900GW of coal to be repaced by renewable energy - IRENA

900GW of coal to be repaced by renewable energy - IRENA
Published: 10 June 2019 - 6:10 a.m.
By: Baset Asaba
Another report out this week from Irena (International Renewable Energy Agency), includes a convincing conclusion that by 2020 the entire world will be able to mount renewable energy projects for considerably less than existing fossil fuel installations, including those with sunk costs. Renewable energy has fallen in cost faster than even Irena forecast, and has many more years of cost reductions in prospect.
Irena took detailed data on both auction and Power Purchasing Agreement pricing, showing that prices have already fallen during 2018 to $0.049 per kWh for onshore wind and $0.055 per  kWh for solar PV and that wind in 2020 will drop a further 8%, to $0.045/kWh, and solar will fall 13%, to $0.048/kWh.
Both of them will be beyond the reach of existing coal-fired plants, and wind pricing in particular will fall below the operating costs of as much as 900 GW of existing coal capacity by 2020, while solar will be ahead of some 700 GW of coal capacity. Clearly with many coal plants changing hands or going bust already, by the end of 2020 their fate will be sealed and a huge backlog for renewables will become well established – more companies will pile in as more investment is available for it.

Among projects due to be commissioned during 2020, Irena says that 77% of wind projects and 83% solar projects have electricity prices which are lower than the cheapest fossil fuel-fired power generation option when compared on the basis of being installed new.
By 2022 all existing available renewable options will compete-head-to-head with incumbents. As the share of variable renewables increases, the importance of looking beyond generation costs to total system costs becomes more important. Integration costs could be minimal if a systemic approach to the power system transformation is applied, but could rise if opportunities for flexibility options are confined narrowly to the electricity sector.
The report goes on to show different elements of costs, particularly on a solar PV project, varying cross multiple countries, with the module cost always being the largest, but soft costs like margin, cost of finance, and system design all being separated out, along with incentives, customer acquisition and permitting and then installation costs whether they are mechanical, electrical or inspection costs, and of course the basic hardware, modules, inverters, racking, grid connection, cables and monitoring.
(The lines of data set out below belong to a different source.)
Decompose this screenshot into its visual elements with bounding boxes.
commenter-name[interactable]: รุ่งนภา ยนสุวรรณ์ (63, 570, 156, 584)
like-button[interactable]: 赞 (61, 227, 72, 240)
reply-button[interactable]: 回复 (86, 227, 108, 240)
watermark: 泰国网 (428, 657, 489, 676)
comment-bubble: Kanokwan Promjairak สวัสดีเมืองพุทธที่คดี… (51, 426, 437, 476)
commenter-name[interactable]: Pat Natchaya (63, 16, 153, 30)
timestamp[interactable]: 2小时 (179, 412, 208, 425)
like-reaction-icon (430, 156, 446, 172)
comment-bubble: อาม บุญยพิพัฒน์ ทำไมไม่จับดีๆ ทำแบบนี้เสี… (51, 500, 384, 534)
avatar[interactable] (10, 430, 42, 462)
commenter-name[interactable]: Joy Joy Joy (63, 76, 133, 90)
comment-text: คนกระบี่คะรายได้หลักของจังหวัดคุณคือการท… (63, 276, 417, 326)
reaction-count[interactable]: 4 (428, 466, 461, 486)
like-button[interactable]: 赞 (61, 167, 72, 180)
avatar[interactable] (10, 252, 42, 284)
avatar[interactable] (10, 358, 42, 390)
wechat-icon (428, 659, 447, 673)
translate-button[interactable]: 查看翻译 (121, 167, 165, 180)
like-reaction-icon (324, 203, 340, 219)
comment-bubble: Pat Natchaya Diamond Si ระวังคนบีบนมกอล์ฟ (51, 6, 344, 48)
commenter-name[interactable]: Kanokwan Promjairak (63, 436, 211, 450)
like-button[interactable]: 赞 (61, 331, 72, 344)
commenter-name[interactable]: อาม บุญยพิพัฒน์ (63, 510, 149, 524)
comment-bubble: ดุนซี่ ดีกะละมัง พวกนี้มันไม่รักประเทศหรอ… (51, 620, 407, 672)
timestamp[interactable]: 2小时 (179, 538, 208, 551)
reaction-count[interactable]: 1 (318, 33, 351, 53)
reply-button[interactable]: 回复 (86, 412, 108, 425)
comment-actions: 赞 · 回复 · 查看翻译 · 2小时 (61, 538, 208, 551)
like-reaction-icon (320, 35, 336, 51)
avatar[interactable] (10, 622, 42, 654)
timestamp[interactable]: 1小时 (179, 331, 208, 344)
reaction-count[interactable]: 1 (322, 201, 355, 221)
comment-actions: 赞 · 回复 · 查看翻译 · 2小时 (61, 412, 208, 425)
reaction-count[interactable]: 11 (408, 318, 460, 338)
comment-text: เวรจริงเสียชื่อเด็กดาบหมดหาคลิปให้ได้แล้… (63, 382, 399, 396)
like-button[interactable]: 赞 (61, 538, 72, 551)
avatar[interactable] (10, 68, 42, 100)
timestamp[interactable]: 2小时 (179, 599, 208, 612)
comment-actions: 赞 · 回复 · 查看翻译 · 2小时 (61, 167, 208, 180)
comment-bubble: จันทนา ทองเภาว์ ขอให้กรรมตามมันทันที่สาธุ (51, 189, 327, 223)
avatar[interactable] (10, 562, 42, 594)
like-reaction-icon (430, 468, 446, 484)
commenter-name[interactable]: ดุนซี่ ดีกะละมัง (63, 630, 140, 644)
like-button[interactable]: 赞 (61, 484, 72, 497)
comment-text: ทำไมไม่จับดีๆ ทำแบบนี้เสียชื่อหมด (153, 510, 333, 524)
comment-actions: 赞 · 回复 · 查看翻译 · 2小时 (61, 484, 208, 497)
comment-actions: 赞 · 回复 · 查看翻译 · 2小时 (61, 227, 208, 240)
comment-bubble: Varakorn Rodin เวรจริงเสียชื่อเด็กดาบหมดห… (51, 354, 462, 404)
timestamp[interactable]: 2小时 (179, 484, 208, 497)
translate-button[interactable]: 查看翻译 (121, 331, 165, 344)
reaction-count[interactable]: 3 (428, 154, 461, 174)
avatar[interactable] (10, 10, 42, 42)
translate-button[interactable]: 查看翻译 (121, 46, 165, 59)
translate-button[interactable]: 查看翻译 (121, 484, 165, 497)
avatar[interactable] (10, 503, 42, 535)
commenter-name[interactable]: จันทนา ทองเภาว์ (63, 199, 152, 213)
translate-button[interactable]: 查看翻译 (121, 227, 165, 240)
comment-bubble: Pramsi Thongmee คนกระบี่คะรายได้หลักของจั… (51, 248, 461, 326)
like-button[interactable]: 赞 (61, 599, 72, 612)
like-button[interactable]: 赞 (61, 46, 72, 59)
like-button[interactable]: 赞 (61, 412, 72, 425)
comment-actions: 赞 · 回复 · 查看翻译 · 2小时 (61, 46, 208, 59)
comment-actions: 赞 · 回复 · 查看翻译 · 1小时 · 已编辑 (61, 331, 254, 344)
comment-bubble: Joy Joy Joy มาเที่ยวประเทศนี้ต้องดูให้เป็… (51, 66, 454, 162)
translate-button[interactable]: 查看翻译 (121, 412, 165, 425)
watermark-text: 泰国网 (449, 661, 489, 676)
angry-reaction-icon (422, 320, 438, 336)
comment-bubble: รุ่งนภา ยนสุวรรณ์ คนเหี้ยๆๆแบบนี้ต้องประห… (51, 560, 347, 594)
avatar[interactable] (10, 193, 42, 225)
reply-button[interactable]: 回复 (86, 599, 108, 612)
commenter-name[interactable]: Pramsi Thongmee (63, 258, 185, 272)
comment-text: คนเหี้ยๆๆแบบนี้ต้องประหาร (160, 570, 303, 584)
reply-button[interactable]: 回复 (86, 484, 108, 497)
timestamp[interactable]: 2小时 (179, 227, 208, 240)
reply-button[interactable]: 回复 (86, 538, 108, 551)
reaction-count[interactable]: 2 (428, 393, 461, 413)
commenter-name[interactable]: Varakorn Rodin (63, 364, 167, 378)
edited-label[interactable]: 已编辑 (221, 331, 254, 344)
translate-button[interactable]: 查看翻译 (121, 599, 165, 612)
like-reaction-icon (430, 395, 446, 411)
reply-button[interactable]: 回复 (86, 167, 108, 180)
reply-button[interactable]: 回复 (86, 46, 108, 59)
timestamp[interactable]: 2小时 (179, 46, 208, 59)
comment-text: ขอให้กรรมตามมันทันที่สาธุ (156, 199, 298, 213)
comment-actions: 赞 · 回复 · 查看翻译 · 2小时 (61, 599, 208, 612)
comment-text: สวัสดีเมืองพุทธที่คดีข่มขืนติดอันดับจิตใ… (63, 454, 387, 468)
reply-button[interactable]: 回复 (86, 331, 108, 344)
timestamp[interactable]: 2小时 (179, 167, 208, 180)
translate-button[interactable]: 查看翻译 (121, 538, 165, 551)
The report goes on to suggest utility-scale solar PV, citing the auction data, will have an average price of electricity down by 44% by 2020, driven by three factors; competitive procurement using these numbers in territories where costs are higher; a shift to deploying solar PV in sunnier regions with higher capacity factors; and the reduced cost of financing as more money chases more attractive deals.
A big surprise in the report is that concentrated (or concentrating) solar Power (CSP) is having a real step-change in costs, with prices to fall by 27% a year between 2018 and 2021. However the report warns that this is only based on analyzing 5 deals, so it may not be representative.
During 2018 only 500 MW of concentrated solar power was commissioned – in China, Morocco and South Africa at an average LCOE of $0.185/kWh. However the total installed capacity of CSP globally at the end of 2018 is only 5.5 GW, but even so that is 4.3 times what it was in 2010. Given the small scale of the market and supply chains, it is not surprising that the global weighted-average LCOE was $0.185/kWh, just outside the fossil fuel-fired cost range.
With growing developer experience and broadening of supply chains this could go much cheaper and projects in the process of being commissioned in China will take the LCOE far lower for 2019. The report authors suggest that over the next four years CSP will become mainstream and fall in price further.
The report says that CSP has a greater likelihood of providing dispatchable renewable and points out that it might play an increasingly important role in allowing high shares of solar PV.
Recent record low auction prices for solar in Dubai, Mexico, Peru, Chile, Abu Dhabi and Saudi Arabia have shown that a Levelized cost of Energy (LCOE) of $0.03/kWh is possible in a wide variety of national contexts, substantially below the average price. This is possible when installed costs and operations and maintenance (O&M) are low, the solar resource is excellent and financing costs are low. Also crystalline silicon module price declines of between 26% and 32%, went on throughout the period.
However there was a slight uptick in LCOE costs in Germany and the United Kingdom.
India seemed to experience the lowest total installation costs for new utility-scale solar PV projects commissioned in 2018 at $793/kW, 27% lower than for projects commissioned a year earlier. Both China and Italy also saw very competitive installation costs of $879/ kW and $ 870/kW.
In China, the weighted-average LCOE of new utility scale solar PV plants commissioned in 2018 declined, year-on-year, by 20%, to $0.067/kWh.
The report gives the heads up on other renewable technologies including onshore and offshore wind, solar and concentrated solar, hydropower, geothermal power, bioenergy for power and breaks each of them down by costs within each country.